Brussels starts power struggle with Orbán

After quibbling for several weeks, the European Commission launched three legal actions against the Hungarian government. But who will back down first – Budapest or Brussels? The Hungarian press is not expecting any great changes.

Published on 18 January 2012 at 14:39
Viktor Orbán in Brussels, 14 April, 2011

On January 17, the Commission sent three letters of formal notice to the Hungarian government to change or withdraw the contested legislation which, according to Brussels, does not guarantee the independence of three key areas: the central bank, the judiciary and the data protection agency. If Budapest does not comply within the one month deadline, the Commission could file a suit before the European Court of Justice. For its part, the European Parliament is debating the issue on January 18, in the presence of Hungarian Prime Minister Viktor Orbán.

Brussels rules "three strikes" against Viktor Orbán, says centre-left Hungarian daily Népszabadság on its front page.
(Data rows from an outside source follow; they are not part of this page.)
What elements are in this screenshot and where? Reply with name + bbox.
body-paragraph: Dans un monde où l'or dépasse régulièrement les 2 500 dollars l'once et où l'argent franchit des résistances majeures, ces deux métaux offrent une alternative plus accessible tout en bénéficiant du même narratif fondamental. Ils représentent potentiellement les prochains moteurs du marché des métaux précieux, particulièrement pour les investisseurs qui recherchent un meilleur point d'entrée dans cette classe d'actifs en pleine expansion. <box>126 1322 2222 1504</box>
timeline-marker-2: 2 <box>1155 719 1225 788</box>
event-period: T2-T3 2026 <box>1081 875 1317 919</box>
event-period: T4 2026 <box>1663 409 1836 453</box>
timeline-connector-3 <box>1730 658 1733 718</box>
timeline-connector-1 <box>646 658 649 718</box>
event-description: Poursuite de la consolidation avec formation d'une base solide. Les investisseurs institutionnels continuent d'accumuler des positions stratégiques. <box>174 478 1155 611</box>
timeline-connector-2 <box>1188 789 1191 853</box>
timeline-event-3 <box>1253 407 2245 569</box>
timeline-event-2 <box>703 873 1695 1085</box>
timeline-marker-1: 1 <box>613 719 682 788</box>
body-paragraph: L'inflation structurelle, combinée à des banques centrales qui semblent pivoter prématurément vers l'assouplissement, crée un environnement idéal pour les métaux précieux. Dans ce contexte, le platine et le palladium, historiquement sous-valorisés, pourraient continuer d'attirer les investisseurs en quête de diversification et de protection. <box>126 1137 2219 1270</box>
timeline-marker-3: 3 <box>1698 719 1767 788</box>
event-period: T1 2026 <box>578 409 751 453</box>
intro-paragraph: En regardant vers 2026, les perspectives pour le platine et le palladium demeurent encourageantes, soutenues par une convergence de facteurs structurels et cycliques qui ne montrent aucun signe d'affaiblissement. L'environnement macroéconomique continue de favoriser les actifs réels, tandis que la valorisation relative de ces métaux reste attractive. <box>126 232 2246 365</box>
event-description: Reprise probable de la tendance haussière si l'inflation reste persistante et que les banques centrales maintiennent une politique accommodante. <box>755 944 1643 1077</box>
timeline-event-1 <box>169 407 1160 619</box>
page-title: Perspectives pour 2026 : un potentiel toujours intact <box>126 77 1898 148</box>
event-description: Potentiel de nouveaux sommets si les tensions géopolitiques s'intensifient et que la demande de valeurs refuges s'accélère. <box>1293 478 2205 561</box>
Europe, the paper explains-


… is currently saying but one thing: either the Hungarian people wake up and change government in the next elections or we will witness the failure of the state and the government will finally accept the European ‘dictates’. For European diplomacy, there is no other scenario.

Nonetheless notes Népszabadság, EU institutions run the risk of not being able to apply sufficient pressure.


The Commission speaks the language of the law, the European Parliament that of politics, but Orbán only understands the language of power. Power, in Europe, rests with the Council, that is the Member States themselves. If the national politicians (especially the ‘major players’) were to decide to send a determined and unambiguous warning, that might work […] The pressure of the European Parliament must not be underestimated, but what are the consequences of these debates? Nothing.

Right-wing daily [Magyar Nemzet, for its part,](http:// says that "the European Commission criticises three precise laws and that is not the end of the world. It’s just a question of technicalities, not political or emotional issues. For now, it’s up to the legal experts to act". But, the paper warns-


Europe does not have faith in Hungary, neither in its economic policies nor in its commitment to democracy. But we do not have time to pout. Discussions must be open because the Union has no interest in seeing Hungary on its knees. As we saw last weekend [during an anti-European demonstration organised by the far-right Jobbik party in which, among other things, European flags were burned] the extreme right can profit from the Union’s excessive criticism.

At stake right now is "Hungary or Orbán," sums up the front page of left-wing daily Népszava. But one must not lose track of the essentials, the paper warns. The three violations singled out by the Commission-

… are but the tip of the iceberg. The main problem is that Orbán is building a political and legal system that does not conform to European values. […] One can justify, haggle and play with words as the legal experts do. But in Strasbourg today, the Euro MPs will throw much more profound criticism at Orbán. And he must toe the line, not in Strasbourg but at home. And as soon as possible.